The poll results were published as Republicans and Democrats proposed fundamentally different designs on plans to fix the budget, illustrating that a deal to reduce the ballooning US deficit is still some way off.


Spending plan
Republican congressman Paul Ryan, Mitt Romney 's running mate last year and chairman of the House budget committee, proposed a 10-year spending plan, resurrecting divisive issues from the GOP budget last year, including slashing social programmes such as Medicare healthcare for the elderly and a repeal of Obama's first-term flagship healthcare law, which would be anathema to the White House.

On the Democratic side, the Senate 's budget committee chairman Patty Murray of Washington proposed a rival package that would raise taxes by almost $1 trillion (€740 billion) over a decade – something that would be abhorrent to Republicans – and spend almost $100 billion on a new jobs package.

Republicans are strongly resisting any new tax increases after conceding $600 billion of new revenue to avoid the fiscal cliff at the end of last year – the president’s only victory over the GOP since the election.

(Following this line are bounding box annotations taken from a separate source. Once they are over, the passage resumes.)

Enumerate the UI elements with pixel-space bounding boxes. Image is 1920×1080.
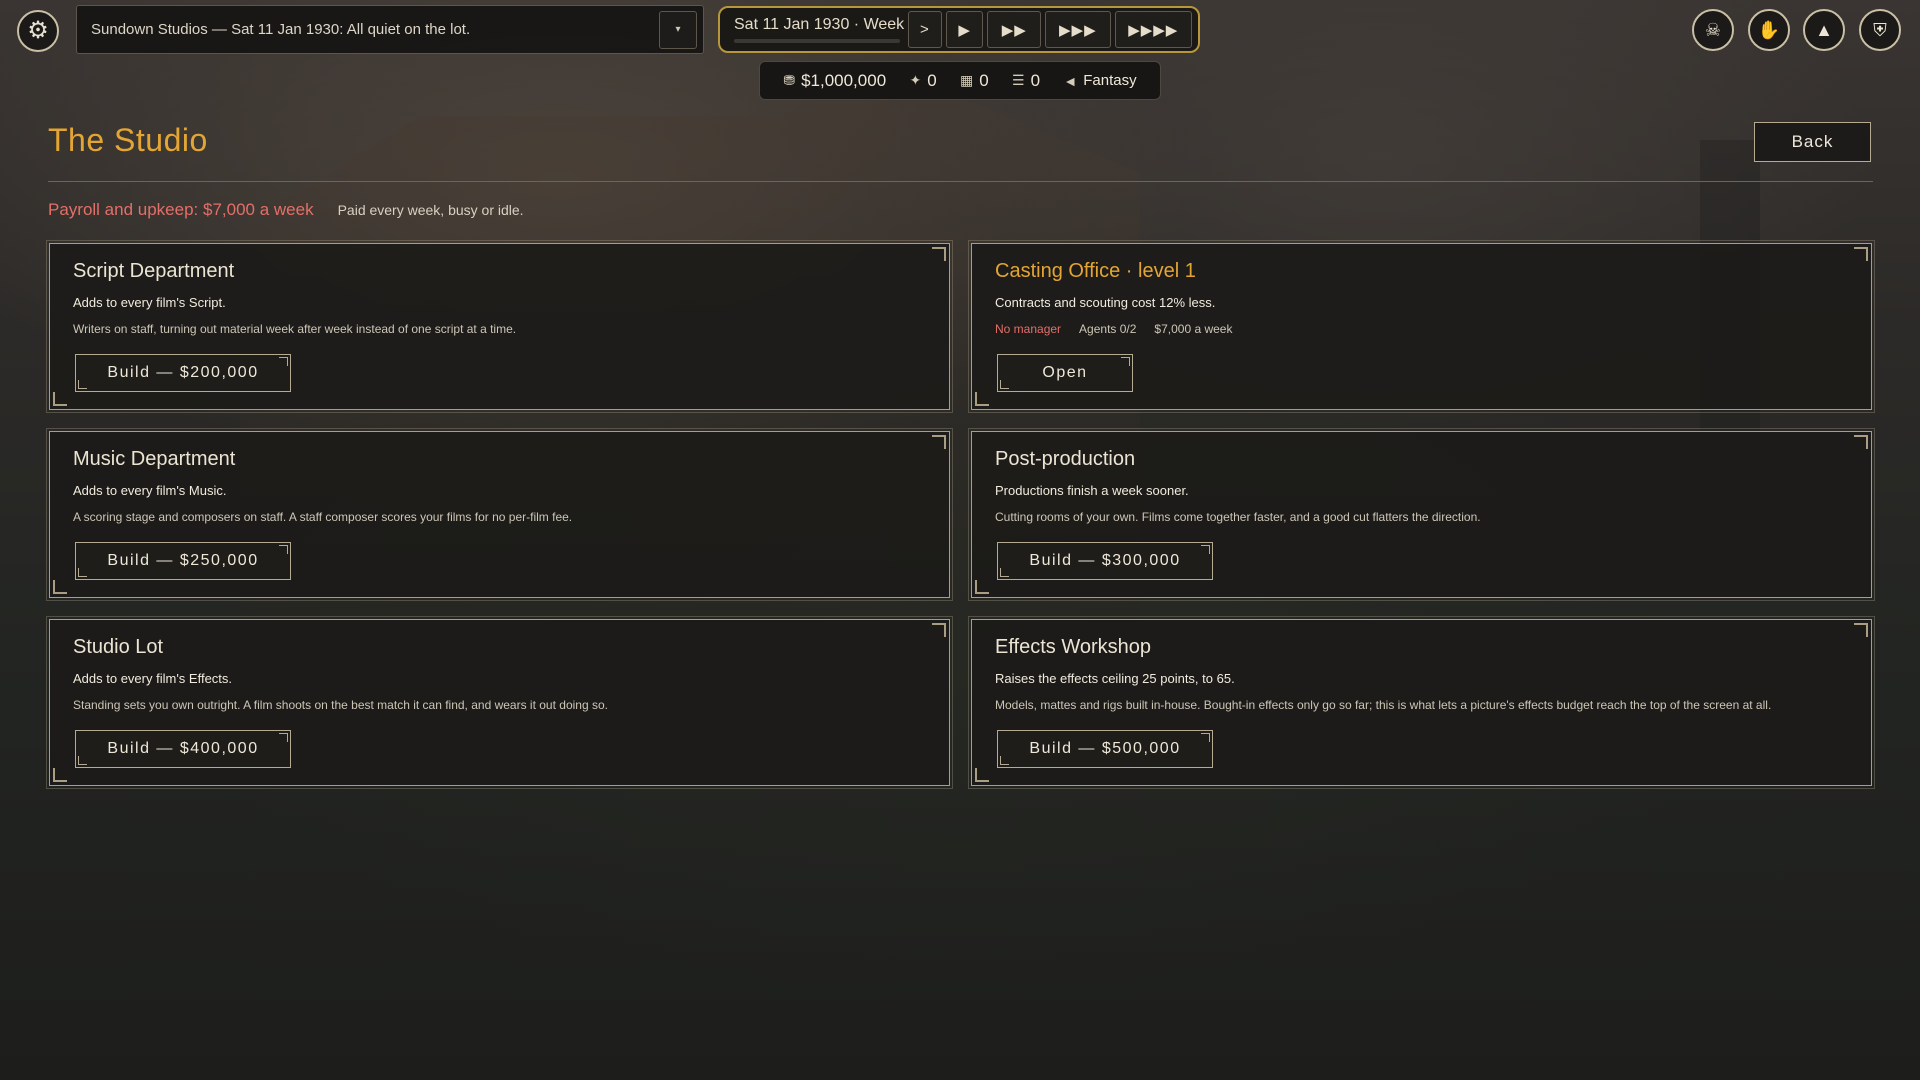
manager-status: No manager (995, 322, 1062, 336)
scripts-value: 0 (1030, 70, 1041, 90)
gear-icon: ⚙ (27, 17, 49, 44)
money-stat: ⛃ $1,000,000 (783, 71, 886, 91)
films-value: 0 (979, 70, 989, 90)
upkeep-note: Paid every week, busy or idle. (337, 202, 524, 218)
speed-3-button[interactable]: ▶▶▶ (1045, 11, 1111, 48)
hand-icon[interactable]: ✋ (1748, 9, 1790, 51)
card-effect: Adds to every film's Music. (73, 483, 227, 498)
weekly-cost: $7,000 a week (1154, 322, 1233, 336)
build-music-department-button[interactable]: Build — $250,000 (75, 542, 291, 580)
card-title: Post-production (995, 448, 1136, 470)
stars-value: 0 (927, 70, 937, 90)
upkeep-summary: Payroll and upkeep: $7,000 a week Paid e… (48, 200, 524, 220)
star-wand-icon: ✦ (909, 72, 922, 88)
card-script-department: Script Department Adds to every film's S… (46, 240, 953, 413)
card-studio-lot: Studio Lot Adds to every film's Effects.… (46, 616, 953, 789)
date-display: Sat 11 Jan 1930 · Week 1 (734, 16, 918, 43)
build-studio-lot-button[interactable]: Build — $400,000 (75, 730, 291, 768)
card-description: A scoring stage and composers on staff. … (73, 510, 573, 524)
pyramid-icon[interactable]: ▲ (1803, 9, 1845, 51)
card-title: Music Department (73, 448, 236, 470)
back-button[interactable]: Back (1754, 122, 1871, 162)
chevron-down-icon: ▾ (675, 24, 681, 35)
genre-stat: ◄ Fantasy (1063, 72, 1136, 89)
build-post-production-button[interactable]: Build — $300,000 (997, 542, 1213, 580)
megaphone-icon: ◄ (1063, 72, 1078, 89)
card-effect: Raises the effects ceiling 25 points, to… (995, 671, 1235, 686)
card-effect: Adds to every film's Script. (73, 295, 226, 310)
card-title: Effects Workshop (995, 636, 1151, 658)
genre-value: Fantasy (1083, 72, 1137, 89)
build-effects-workshop-button[interactable]: Build — $500,000 (997, 730, 1213, 768)
settings-button[interactable]: ⚙ (17, 10, 59, 52)
card-description: Cutting rooms of your own. Films come to… (995, 510, 1481, 524)
card-effect: Adds to every film's Effects. (73, 671, 233, 686)
card-description: Writers on staff, turning out material w… (73, 322, 517, 336)
card-music-department: Music Department Adds to every film's Mu… (46, 428, 953, 601)
header-divider (48, 181, 1873, 182)
agents-count: Agents 0/2 (1079, 322, 1137, 336)
card-effect: Contracts and scouting cost 12% less. (995, 295, 1216, 310)
page-title: The Studio (48, 122, 208, 158)
card-title: Studio Lot (73, 636, 164, 658)
card-description: Models, mattes and rigs built in-house. … (995, 698, 1772, 712)
news-ticker[interactable]: Sundown Studios — Sat 11 Jan 1930: All q… (76, 5, 704, 54)
card-title: Casting Office · level 1 (995, 260, 1196, 282)
time-controls: Sat 11 Jan 1930 · Week 1 > ▶ ▶▶ ▶▶▶ ▶▶▶▶ (718, 6, 1200, 53)
card-meta: No manager Agents 0/2 $7,000 a week (995, 322, 1871, 336)
skull-icon[interactable]: ☠ (1692, 9, 1734, 51)
money-bag-icon: ⛃ (783, 72, 796, 88)
ticker-dropdown-button[interactable]: ▾ (659, 10, 697, 49)
films-stat: ▦ 0 (960, 71, 989, 91)
speed-2-button[interactable]: ▶▶ (987, 11, 1042, 48)
date-text: Sat 11 Jan 1930 · Week 1 (734, 16, 918, 33)
step-button[interactable]: > (908, 11, 942, 48)
scripts-stat: ☰ 0 (1012, 71, 1040, 91)
open-casting-office-button[interactable]: Open (997, 354, 1133, 392)
card-title: Script Department (73, 260, 235, 282)
film-reel-icon: ▦ (960, 72, 974, 88)
resource-bar: ⛃ $1,000,000 ✦ 0 ▦ 0 ☰ 0 ◄ Fantasy (759, 61, 1161, 100)
stars-stat: ✦ 0 (909, 71, 936, 91)
week-progress-bar (734, 39, 900, 43)
card-effects-workshop: Effects Workshop Raises the effects ceil… (968, 616, 1875, 789)
upkeep-cost: Payroll and upkeep: $7,000 a week (48, 200, 314, 219)
speed-4-button[interactable]: ▶▶▶▶ (1114, 11, 1192, 48)
card-effect: Productions finish a week sooner. (995, 483, 1189, 498)
card-casting-office: Casting Office · level 1 Contracts and s… (968, 240, 1875, 413)
shield-icon[interactable]: ⛨ (1859, 9, 1901, 51)
card-description: Standing sets you own outright. A film s… (73, 698, 608, 712)
play-button[interactable]: ▶ (945, 11, 984, 48)
money-value: $1,000,000 (801, 70, 887, 90)
ticker-text: Sundown Studios — Sat 11 Jan 1930: All q… (91, 21, 471, 38)
card-post-production: Post-production Productions finish a wee… (968, 428, 1875, 601)
clapperboard-icon: ☰ (1012, 72, 1025, 88)
build-script-department-button[interactable]: Build — $200,000 (75, 354, 291, 392)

The entrenched positions between the parties will be further underlined this week when Republican lawmakers and conservative activists meet for a three-day conclave, the Conservative Political Action Conference, where the speakers will include Romney and former Alaskan governor Sarah Palin, John McCain's presidential running mate in 2008.


Immigration reform
The increasing momentum among Democrats and Republicans towards immigration reform to deal with the 11 million illegal immigrants, including thousands of Irish "undocumented", is one area where compromise may be reached. This has arisen primarily from the GOP's chastening defeat in the presidential election and the acceptance within the party that it must change if it is to have any chance of winning back support among increasingly influential Hispanic voters who were crucial to Obama's victory.

Despite Obama’s stronger mandate from his comprehensive re-election and the Democrats winning more Senate seats, the party still doesn’t hold a filibuster-beating majority of 60. Republicans still control a central lever of power in Washington where the president is one political player among many.

The president has recently turned away from using the bully pulpit to rally public opinion to pressure Republicans. Instead Obama has embraced a new charm offensive of dining out with and meeting senior GOP members. Both methods point to the fact that the president is trying to deal with a dysfunctional political system averse to compromise that is throwing up obstacles such as sequestration, a bipartisan poison pill swallowed in 2011 that both sides believe was so awful it would force them to reach agreement later to avoid it.

The electoral dependence of members of Congress, particularly Republican representatives, on conservative primary voters is one impediment to the consensus-building Obama requires.

The ability to force through new gun control and immigration laws over the coming months will show whether Obama can find compromise with Republicans or if he will remain stuck in the Congressional logjam.